Hélices coaxiales: cómo la rotación contraria aumenta la eficiencia de los motores turbohélice

Los ingenieros eligieron un paso de hélice opuesto para combatir el momento de reacción y aumentar la velocidad de crucero

El esquema de hélices coaxiales es una arquitectura avanzada de la planta motriz, en la que dos o más hélices se colocan en un eje común y giran en direcciones opuestas. Esta configuración permite no solo nivelar los efectos aerodinámicos no deseados, sino también aumentar significativamente el coeficiente de rendimiento (COP) de todo el sistema de propulsión.

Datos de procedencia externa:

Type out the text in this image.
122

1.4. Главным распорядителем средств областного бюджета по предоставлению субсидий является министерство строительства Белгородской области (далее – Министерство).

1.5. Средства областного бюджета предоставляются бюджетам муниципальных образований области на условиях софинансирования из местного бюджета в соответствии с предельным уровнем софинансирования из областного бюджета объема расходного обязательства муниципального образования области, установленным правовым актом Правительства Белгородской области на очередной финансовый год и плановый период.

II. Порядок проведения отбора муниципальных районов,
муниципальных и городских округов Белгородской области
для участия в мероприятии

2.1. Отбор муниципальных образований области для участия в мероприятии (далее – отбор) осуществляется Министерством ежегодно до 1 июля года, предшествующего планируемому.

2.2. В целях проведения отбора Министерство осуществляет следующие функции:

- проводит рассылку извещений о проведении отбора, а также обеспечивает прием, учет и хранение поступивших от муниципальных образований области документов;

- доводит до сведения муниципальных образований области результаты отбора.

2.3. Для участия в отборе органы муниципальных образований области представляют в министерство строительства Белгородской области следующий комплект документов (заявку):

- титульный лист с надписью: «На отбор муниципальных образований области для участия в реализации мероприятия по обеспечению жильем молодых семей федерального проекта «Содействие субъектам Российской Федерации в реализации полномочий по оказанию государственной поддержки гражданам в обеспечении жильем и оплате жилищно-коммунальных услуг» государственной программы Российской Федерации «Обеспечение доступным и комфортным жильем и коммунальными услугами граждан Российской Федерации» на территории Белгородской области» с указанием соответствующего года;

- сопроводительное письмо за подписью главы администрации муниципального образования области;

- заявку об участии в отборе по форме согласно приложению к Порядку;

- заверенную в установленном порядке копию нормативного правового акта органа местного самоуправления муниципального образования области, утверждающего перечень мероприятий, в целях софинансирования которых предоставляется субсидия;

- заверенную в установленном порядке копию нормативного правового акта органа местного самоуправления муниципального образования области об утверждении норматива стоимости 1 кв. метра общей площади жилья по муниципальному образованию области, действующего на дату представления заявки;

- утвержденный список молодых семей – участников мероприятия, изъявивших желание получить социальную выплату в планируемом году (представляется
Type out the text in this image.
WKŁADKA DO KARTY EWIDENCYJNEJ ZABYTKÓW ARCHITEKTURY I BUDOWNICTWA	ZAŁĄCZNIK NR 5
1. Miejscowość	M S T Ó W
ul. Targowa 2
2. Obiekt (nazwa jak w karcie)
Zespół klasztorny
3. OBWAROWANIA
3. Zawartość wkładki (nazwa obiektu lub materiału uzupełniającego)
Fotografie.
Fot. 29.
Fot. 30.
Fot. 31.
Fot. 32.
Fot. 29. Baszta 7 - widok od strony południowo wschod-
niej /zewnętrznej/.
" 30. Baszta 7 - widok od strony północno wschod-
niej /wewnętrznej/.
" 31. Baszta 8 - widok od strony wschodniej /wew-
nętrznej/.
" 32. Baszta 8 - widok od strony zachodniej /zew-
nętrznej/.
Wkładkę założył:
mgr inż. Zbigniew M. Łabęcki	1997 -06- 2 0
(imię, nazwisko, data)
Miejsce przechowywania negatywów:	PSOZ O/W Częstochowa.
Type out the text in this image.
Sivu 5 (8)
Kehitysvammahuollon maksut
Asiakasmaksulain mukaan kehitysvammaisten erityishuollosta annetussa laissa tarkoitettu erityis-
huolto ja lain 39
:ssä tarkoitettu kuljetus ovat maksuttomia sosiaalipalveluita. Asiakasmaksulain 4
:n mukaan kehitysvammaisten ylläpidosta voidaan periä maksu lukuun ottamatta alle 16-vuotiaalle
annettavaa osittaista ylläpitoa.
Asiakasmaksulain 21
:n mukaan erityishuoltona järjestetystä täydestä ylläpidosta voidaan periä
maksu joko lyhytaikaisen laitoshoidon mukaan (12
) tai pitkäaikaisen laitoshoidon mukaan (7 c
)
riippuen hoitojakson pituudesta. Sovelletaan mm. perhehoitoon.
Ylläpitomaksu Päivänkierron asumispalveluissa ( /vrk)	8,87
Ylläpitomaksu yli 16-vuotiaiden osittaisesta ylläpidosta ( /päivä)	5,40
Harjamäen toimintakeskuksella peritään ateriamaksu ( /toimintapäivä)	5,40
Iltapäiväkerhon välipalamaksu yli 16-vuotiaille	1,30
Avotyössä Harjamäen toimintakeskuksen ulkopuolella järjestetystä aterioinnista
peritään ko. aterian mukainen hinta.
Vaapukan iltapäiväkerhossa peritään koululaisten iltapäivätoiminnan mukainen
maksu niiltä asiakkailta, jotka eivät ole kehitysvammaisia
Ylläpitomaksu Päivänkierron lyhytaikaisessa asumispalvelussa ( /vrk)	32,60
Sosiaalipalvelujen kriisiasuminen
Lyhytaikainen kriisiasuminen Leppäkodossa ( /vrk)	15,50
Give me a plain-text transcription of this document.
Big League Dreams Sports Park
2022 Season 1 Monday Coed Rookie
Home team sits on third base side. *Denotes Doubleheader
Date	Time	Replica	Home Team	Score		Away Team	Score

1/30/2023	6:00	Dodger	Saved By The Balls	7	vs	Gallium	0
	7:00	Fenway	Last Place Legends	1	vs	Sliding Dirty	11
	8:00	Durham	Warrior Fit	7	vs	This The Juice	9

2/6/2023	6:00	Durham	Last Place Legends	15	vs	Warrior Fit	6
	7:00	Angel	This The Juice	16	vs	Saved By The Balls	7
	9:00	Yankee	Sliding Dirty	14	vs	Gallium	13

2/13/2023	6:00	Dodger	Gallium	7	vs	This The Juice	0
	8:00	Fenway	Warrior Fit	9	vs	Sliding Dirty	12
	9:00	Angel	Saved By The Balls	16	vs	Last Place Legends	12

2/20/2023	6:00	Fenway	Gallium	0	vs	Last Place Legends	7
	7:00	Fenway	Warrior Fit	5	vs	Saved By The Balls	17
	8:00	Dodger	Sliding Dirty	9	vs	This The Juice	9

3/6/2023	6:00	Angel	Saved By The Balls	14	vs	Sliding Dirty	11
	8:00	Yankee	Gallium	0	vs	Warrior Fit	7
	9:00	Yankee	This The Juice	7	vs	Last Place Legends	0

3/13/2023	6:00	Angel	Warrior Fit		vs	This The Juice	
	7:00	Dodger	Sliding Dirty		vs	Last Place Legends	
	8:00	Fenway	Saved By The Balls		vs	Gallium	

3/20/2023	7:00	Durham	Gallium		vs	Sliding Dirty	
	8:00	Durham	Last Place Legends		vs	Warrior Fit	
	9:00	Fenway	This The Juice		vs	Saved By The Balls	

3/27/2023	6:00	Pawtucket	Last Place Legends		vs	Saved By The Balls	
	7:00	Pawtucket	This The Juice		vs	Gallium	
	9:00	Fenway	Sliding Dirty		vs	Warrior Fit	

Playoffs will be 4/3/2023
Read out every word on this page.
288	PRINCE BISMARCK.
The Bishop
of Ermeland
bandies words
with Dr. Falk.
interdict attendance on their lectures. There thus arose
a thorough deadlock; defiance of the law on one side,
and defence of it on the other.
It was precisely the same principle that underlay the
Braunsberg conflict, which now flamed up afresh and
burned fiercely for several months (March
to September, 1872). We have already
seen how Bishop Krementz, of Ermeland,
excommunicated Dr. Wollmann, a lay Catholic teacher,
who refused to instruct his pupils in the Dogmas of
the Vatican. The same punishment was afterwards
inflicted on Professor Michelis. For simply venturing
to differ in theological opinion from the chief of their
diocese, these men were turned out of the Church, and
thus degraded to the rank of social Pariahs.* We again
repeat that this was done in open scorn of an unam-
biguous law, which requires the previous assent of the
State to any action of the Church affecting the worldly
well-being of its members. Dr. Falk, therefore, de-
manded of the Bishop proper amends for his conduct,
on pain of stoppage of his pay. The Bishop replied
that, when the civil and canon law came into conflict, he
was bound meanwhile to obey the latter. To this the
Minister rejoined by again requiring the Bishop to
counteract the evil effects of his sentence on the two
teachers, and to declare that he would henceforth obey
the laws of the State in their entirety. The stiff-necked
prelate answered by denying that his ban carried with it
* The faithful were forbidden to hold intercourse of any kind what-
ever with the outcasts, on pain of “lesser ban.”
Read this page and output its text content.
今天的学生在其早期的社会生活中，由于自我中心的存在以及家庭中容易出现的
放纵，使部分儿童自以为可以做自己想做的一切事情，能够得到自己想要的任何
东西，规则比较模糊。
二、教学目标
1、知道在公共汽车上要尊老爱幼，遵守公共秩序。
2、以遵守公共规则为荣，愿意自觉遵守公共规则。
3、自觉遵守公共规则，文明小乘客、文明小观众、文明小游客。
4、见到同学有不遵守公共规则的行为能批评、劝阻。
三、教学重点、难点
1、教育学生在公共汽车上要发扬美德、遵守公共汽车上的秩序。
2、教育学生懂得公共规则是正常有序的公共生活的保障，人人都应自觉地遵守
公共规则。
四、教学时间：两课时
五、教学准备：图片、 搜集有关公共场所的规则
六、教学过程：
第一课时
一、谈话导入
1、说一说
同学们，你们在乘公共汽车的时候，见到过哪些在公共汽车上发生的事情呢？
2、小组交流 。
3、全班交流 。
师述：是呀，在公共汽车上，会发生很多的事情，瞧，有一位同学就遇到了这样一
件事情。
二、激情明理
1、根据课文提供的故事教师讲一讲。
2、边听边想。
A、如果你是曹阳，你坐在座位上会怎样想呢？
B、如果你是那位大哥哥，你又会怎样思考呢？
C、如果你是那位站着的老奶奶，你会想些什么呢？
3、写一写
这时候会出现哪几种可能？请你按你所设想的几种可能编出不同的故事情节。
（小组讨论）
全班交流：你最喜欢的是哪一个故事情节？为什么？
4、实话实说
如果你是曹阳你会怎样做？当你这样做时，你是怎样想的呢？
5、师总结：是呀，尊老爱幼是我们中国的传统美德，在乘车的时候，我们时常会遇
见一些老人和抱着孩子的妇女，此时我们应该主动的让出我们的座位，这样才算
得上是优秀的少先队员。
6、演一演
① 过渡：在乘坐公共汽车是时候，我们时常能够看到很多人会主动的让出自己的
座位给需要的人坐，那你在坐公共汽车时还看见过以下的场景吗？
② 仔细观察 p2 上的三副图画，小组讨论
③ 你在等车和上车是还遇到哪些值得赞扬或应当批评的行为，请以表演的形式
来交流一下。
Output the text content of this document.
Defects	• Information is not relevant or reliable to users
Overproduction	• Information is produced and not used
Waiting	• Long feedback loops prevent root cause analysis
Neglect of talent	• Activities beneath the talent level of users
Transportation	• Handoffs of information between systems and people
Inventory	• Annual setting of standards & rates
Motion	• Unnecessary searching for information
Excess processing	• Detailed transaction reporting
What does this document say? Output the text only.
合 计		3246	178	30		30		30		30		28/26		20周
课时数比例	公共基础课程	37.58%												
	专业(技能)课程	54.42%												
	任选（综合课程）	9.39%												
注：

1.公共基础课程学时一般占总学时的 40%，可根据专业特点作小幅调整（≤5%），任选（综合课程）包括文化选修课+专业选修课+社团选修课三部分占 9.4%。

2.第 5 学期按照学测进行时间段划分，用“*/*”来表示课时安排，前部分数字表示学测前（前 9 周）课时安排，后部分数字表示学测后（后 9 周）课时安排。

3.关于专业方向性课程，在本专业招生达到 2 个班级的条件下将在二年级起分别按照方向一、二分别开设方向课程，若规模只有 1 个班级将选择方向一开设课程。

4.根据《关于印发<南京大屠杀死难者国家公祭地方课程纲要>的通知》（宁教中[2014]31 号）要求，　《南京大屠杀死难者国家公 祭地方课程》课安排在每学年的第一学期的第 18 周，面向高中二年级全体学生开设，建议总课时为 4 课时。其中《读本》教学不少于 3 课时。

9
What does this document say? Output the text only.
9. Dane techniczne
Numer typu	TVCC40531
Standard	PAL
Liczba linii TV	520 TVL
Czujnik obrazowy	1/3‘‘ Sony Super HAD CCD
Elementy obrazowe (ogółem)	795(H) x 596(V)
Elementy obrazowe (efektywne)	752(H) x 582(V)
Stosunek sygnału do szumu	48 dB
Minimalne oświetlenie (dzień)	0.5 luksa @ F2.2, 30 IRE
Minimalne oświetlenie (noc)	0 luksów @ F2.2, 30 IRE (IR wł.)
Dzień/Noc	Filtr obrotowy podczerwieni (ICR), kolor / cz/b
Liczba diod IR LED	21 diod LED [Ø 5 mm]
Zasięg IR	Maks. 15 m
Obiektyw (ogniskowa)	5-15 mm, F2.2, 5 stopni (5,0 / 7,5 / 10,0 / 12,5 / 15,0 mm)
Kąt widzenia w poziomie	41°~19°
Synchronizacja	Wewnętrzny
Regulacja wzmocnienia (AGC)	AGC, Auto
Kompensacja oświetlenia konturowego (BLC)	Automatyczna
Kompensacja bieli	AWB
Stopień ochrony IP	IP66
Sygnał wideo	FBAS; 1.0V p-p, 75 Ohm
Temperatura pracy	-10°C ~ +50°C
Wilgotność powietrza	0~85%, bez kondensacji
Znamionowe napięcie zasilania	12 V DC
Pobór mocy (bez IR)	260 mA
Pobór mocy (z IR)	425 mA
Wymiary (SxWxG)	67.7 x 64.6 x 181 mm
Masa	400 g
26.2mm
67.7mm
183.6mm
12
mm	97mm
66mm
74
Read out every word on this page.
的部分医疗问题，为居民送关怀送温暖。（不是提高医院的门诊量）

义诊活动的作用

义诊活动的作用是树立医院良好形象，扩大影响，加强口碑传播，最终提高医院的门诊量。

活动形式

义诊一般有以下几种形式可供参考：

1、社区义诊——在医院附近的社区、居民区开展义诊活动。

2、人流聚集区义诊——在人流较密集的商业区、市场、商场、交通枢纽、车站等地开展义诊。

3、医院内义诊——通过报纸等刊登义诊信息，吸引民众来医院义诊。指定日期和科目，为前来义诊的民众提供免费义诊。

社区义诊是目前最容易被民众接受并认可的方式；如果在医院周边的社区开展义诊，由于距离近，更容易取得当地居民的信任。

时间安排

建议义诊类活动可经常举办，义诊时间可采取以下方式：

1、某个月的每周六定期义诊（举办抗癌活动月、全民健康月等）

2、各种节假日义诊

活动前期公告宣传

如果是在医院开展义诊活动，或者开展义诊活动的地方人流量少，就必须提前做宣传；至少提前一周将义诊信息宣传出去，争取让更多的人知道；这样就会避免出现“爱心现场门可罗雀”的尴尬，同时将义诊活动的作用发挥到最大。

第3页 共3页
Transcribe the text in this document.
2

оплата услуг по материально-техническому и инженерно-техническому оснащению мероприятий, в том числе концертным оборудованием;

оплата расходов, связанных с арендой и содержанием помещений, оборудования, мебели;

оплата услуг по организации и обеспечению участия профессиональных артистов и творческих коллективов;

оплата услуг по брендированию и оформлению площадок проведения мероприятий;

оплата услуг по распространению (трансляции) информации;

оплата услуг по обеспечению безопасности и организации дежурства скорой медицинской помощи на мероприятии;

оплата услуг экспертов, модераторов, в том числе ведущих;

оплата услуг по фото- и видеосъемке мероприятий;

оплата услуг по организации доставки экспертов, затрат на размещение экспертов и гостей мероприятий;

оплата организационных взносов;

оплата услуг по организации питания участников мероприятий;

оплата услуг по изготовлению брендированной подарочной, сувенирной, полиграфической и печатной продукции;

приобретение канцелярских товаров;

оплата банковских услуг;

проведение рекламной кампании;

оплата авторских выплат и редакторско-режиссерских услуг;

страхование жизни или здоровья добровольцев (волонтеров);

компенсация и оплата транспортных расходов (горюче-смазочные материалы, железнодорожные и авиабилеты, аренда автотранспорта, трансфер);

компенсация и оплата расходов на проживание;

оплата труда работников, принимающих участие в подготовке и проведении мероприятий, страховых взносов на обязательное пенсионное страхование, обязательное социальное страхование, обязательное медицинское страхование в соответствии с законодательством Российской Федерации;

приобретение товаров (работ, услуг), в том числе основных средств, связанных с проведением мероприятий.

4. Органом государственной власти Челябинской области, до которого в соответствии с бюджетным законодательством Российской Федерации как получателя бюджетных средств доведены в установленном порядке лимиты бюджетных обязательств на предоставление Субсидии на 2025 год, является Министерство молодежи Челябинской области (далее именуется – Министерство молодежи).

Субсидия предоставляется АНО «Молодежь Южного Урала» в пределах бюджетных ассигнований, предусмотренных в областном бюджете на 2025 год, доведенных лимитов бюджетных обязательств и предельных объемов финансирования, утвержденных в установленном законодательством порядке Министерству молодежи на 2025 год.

Esquema coaxial de hélices y motor 
Esquema coaxial de hélices y motor

¿Cómo funciona el sistema coaxial?

Estructuralmente, la implementación del esquema coaxial requiere el uso de una caja de cambios especializada, capaz de transformar la rotación unidireccional del eje del motor en la rotación contraria de dos ejes coaxiales. Al mismo tiempo, las palas de las hélices delantera y trasera tienen un paso geométrico opuesto, lo que asegura un empuje total en una dirección, a pesar de la rotación en contrafase.

Esquema coaxial de la hélice 
Esquema coaxial de la hélice

Compensación del momento de reacción: una ventaja clave

Uno de los principales desafíos al usar una sola hélice es el momento de reacción (o torsión). Según la tercera ley de Newton, al transmitir el par del motor a la hélice, el propio motor experimenta un impacto igual y opuesto. Tiende a girar la aeronave alrededor del eje longitudinal, especialmente en los modos de máxima potencia.

En el sistema coaxial, los momentos creados por cada una de las hélices se equilibran mutuamente. Como resultado, el momento de reacción se reduce prácticamente a cero. Esto elimina la necesidad de medidas aerodinámicas o estructurales adicionales para contrarrestar el momento, como la instalación asimétrica del empenaje o el uso del control diferencial de los alerones.

Tu-95МС
Tu-95МС

Reducción del diámetro de las hélices: un camino hacia altas velocidades

Otra ventaja del esquema coaxial es la posibilidad de reducir el diámetro de cada una de las hélices manteniendo el empuje total. Un diámetro más pequeño reduce la velocidad circunferencial en las puntas de las palas, lo que las aleja del umbral de la crisis de ondas. Esto es especialmente importante al alcanzar altas velocidades de crucero, cuando las secciones locales del flujo en las palas pueden pasar a la región supersónica, causando ondas de choque, un fuerte aumento de la resistencia y una pérdida de eficiencia.

Motor de turbina de gas НК-12
Motor de turbina de gas НК-12

Ejemplo real: Tu-95 y motor НК-12

El ejemplo más claro de la aplicación práctica del esquema coaxial sigue siendo el bombardero estratégico de largo alcance Tu-95, equipado con motores turbohélice НК-12. Estos motores, desarrollados en la URSS en la década de 1950, todavía se consideran las instalaciones turbohélice de serie más potentes del mundo. Gracias a las hélices coaxiales АВ-60Н de aproximadamente 5,6 metros de diámetro, el Tu-95 es capaz de desarrollar una velocidad de crucero comparable a la velocidad de algunos aviones a reacción de la época: hasta 830 km/h.

Los expertos señalan que fue la disposición coaxial la que permitió alcanzar tal nivel de velocidad sin pasar a la tracción puramente a reacción, manteniendo al mismo tiempo la eficiencia de combustible característica de los motores turbohélice.